The half-channels discussed above are also known as connexons. Each connexon is a hexamer of monomers, or connexins. A fully-fledged gap junction channel is therefore a dodecamer, i.e. the union of two connexons. There are 21 different connexins (one of which is Cx26) in the human proteome, which combine to form homo- or heteromeric connexons. Connexons will then go on to form homo- or heterotypic channels. It is not hard to understand that such combinations create an astounding diversity of gap junction channel composition and function.
Cx26, in particular, has been extensively studied because of its role in sound transduction and hearing impairment. Each connexin has three distinctive structural elements essential for the channel's overall function: four transmembrane alpha helices, an N-terminal helix which protrudes into the lumen of the channel, and two extracellular loops that are essential for connexon docking. Imagine six sets of four alpha helices, i.e. a connexon, that joins to another six sets of four alpha helices to form a full channel. The overall ribbon representation looks like a wonderful firework of party streamers that is reflected on water. More prosaically, channels such as these have been compared to the Japanese hand drum, the tsuzumi, which is narrow in its centre while both ends widen out.

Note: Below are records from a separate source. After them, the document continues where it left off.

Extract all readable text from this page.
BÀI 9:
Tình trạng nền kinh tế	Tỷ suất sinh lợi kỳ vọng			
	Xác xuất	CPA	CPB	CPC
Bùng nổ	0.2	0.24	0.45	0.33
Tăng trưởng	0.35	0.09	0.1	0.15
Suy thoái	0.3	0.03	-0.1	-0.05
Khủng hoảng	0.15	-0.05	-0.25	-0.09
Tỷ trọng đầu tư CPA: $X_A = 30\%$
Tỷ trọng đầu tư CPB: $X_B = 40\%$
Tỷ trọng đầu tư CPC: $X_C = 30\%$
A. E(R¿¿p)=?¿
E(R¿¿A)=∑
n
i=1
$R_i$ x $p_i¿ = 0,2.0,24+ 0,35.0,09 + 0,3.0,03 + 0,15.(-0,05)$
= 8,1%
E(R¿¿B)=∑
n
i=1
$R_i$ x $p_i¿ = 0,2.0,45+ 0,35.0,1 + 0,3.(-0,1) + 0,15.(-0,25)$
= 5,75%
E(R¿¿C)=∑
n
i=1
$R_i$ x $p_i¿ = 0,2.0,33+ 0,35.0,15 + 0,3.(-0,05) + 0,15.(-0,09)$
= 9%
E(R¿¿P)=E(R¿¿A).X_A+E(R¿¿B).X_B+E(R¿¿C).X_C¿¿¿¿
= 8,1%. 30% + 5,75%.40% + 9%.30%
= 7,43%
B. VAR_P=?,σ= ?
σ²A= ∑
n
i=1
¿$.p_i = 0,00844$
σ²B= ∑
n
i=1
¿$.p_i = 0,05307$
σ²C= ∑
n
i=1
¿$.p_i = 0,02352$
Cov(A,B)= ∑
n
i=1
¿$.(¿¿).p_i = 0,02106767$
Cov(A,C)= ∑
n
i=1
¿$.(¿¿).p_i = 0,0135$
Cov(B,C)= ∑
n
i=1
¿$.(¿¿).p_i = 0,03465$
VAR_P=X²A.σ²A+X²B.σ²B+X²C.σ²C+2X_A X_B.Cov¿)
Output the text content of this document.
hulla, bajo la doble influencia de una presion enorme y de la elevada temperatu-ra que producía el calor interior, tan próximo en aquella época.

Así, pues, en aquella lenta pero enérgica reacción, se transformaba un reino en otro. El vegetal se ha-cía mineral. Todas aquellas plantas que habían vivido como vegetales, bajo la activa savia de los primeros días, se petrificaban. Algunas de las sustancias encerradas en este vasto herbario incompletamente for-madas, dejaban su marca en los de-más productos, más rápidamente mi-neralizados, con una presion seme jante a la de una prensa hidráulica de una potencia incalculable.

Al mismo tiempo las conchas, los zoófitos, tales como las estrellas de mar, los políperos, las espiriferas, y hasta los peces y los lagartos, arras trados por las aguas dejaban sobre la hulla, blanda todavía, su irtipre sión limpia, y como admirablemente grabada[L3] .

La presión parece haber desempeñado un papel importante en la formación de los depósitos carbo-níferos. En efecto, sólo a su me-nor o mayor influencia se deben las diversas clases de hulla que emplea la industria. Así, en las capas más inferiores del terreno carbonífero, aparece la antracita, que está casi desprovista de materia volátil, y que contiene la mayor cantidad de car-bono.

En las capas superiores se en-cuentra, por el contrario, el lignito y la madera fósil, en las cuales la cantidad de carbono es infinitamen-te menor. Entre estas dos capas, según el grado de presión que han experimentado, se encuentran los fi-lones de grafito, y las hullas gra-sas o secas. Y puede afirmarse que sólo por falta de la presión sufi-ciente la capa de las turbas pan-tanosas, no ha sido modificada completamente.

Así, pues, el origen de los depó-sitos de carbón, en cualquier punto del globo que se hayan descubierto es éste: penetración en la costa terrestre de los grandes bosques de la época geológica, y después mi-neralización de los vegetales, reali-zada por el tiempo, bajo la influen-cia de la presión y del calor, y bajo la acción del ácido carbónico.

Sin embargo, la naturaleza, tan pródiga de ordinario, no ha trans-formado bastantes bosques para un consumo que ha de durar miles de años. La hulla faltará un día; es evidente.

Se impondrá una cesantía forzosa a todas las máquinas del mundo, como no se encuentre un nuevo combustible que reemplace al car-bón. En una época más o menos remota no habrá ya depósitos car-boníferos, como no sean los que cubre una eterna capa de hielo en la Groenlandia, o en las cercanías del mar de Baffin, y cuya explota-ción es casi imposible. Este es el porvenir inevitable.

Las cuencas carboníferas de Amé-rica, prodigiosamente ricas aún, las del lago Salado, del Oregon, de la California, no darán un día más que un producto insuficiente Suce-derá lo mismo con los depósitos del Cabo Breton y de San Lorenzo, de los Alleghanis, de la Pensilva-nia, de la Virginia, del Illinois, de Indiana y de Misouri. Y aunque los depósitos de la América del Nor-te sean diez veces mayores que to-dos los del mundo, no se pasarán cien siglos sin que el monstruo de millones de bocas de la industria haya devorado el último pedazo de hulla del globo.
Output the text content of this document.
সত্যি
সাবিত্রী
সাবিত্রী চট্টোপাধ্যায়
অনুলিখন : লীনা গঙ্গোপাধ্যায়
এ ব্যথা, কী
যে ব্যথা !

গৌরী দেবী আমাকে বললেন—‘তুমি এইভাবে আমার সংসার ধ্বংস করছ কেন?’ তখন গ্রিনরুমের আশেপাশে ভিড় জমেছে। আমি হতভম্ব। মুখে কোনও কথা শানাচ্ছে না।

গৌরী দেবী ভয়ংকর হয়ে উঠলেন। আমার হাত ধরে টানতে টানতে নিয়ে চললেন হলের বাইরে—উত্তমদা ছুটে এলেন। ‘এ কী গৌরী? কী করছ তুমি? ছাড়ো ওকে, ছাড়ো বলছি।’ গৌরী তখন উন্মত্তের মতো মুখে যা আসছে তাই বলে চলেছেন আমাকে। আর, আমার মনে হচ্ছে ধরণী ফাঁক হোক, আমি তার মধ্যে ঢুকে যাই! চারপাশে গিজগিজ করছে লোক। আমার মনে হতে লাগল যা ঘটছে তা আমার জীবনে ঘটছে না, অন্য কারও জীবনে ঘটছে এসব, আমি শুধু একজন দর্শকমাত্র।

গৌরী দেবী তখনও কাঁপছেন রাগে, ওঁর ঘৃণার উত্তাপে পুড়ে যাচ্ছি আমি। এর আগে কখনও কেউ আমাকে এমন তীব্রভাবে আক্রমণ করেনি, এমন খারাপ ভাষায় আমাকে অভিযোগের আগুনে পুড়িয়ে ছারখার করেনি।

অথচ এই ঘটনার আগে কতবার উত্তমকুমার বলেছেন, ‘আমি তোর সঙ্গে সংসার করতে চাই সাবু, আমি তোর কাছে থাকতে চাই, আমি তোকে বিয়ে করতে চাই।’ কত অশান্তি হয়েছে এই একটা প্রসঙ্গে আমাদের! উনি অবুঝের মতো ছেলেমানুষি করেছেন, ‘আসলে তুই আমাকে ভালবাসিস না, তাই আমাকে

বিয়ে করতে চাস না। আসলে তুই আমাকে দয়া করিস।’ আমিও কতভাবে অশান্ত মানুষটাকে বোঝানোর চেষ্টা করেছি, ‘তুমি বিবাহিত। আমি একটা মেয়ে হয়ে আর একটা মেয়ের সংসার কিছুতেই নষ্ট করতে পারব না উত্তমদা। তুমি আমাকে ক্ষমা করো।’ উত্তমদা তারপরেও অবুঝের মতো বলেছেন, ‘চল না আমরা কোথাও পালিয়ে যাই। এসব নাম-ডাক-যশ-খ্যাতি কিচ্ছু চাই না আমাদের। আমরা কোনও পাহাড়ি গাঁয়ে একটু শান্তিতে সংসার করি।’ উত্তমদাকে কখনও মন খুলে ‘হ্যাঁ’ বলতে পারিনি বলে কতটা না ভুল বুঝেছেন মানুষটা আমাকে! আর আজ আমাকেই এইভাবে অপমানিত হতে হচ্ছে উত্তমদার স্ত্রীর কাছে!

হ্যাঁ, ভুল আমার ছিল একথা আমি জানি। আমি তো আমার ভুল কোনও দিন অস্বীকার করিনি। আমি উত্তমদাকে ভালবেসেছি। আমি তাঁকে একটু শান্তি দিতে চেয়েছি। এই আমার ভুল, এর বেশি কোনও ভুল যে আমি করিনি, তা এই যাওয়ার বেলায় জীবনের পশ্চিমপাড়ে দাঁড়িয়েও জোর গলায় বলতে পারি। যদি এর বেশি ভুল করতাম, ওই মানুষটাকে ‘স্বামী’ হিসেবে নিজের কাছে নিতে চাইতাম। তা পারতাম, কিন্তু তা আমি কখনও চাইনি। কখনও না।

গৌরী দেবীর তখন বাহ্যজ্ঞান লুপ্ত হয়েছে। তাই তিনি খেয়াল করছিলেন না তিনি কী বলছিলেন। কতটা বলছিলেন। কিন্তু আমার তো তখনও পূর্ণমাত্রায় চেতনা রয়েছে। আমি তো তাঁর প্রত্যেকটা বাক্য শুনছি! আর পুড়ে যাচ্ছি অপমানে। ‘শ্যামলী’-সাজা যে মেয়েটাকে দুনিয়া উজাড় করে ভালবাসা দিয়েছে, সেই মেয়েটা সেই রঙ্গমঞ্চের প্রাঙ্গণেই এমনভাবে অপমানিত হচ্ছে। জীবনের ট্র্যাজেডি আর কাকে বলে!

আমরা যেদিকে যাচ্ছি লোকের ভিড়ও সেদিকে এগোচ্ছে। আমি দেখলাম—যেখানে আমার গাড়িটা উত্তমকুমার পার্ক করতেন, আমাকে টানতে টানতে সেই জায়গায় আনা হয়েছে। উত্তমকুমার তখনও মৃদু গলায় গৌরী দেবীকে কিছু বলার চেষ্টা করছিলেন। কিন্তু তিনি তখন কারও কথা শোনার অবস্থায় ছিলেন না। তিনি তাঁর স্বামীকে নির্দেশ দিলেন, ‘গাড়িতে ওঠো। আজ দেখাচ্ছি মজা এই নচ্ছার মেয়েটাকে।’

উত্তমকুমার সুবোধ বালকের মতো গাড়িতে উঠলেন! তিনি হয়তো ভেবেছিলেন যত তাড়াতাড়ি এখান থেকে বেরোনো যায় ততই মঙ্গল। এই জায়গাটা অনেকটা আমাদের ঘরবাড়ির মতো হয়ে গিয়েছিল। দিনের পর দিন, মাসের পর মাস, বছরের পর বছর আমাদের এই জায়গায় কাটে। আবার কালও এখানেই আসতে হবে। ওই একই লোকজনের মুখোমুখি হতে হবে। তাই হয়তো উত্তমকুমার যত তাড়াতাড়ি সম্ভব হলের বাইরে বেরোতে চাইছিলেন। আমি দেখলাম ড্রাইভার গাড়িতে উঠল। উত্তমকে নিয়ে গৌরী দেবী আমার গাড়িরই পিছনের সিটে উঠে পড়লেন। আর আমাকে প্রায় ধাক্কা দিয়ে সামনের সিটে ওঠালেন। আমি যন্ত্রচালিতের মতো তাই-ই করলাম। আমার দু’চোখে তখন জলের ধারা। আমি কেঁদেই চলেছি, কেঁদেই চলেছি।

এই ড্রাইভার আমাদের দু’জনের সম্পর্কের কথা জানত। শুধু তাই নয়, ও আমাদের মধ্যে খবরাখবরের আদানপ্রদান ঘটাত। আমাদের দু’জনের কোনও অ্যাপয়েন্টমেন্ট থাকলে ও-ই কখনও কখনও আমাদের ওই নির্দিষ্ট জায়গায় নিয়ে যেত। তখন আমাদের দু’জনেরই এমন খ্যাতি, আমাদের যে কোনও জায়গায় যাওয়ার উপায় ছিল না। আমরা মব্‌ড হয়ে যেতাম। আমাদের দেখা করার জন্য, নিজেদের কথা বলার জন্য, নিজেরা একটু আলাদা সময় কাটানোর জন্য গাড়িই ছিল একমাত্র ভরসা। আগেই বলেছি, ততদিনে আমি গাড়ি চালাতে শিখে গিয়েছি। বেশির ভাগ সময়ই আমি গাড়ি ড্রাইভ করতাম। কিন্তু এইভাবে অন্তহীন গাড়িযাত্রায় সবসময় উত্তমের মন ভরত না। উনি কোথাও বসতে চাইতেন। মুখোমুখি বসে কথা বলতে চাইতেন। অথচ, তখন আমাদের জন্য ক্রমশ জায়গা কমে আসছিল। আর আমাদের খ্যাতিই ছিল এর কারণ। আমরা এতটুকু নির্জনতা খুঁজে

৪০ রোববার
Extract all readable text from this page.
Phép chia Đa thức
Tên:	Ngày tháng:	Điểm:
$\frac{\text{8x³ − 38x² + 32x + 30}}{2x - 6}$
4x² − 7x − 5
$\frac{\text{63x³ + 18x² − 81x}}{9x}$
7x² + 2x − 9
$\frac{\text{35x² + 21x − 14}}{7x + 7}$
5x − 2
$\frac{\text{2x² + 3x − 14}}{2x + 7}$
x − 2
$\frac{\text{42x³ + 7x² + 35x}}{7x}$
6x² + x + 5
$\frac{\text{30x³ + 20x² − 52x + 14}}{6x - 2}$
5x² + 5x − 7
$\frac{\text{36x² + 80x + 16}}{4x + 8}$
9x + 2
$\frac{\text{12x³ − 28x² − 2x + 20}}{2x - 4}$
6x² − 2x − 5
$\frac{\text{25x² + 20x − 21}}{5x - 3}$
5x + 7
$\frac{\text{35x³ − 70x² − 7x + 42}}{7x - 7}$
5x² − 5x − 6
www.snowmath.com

How do molecules travel from one cell to another? Are the channels always open? Or do they close? An elegant 'plug gating' model has been proposed. Each connexin's N-terminal helix (NTH) protrudes into the channel's lumen. When there is no difference between the cells' membrane voltages, the NTHs are held against the inside of the channel thus leaving room for molecules to pass, similar to you pressing against a wall to let something wide pass. When there is a difference in membrane voltage between the two cells, the NTHs are released from the sides and join in the channel's centre to form a plug, through which nothing can pass.
It is a wonderfully refined model. What is more, it seems that Cx26 frequently combines with another connexin (connexin 30), which could explain why waves of Ca2+ spread far faster through cells with a combined channel as opposed to one composed only of Cx26. It is easy to understand that if Cx26 is dysfunctional, the transduction of sound will be affected. So far, about 90 mutations have been characterised in the Cx26 gene, several of which directly influence hearing either because connexons are malformed, or because they are mistargeted or fail to dock for example. Today, roughly 6% of the world's population suffers from HI due to genetic and environmental factors. It is an affliction which spreads silently across the world. Understanding the nooks and crannies of our cochlea may help to bring sound back to those who have lost it.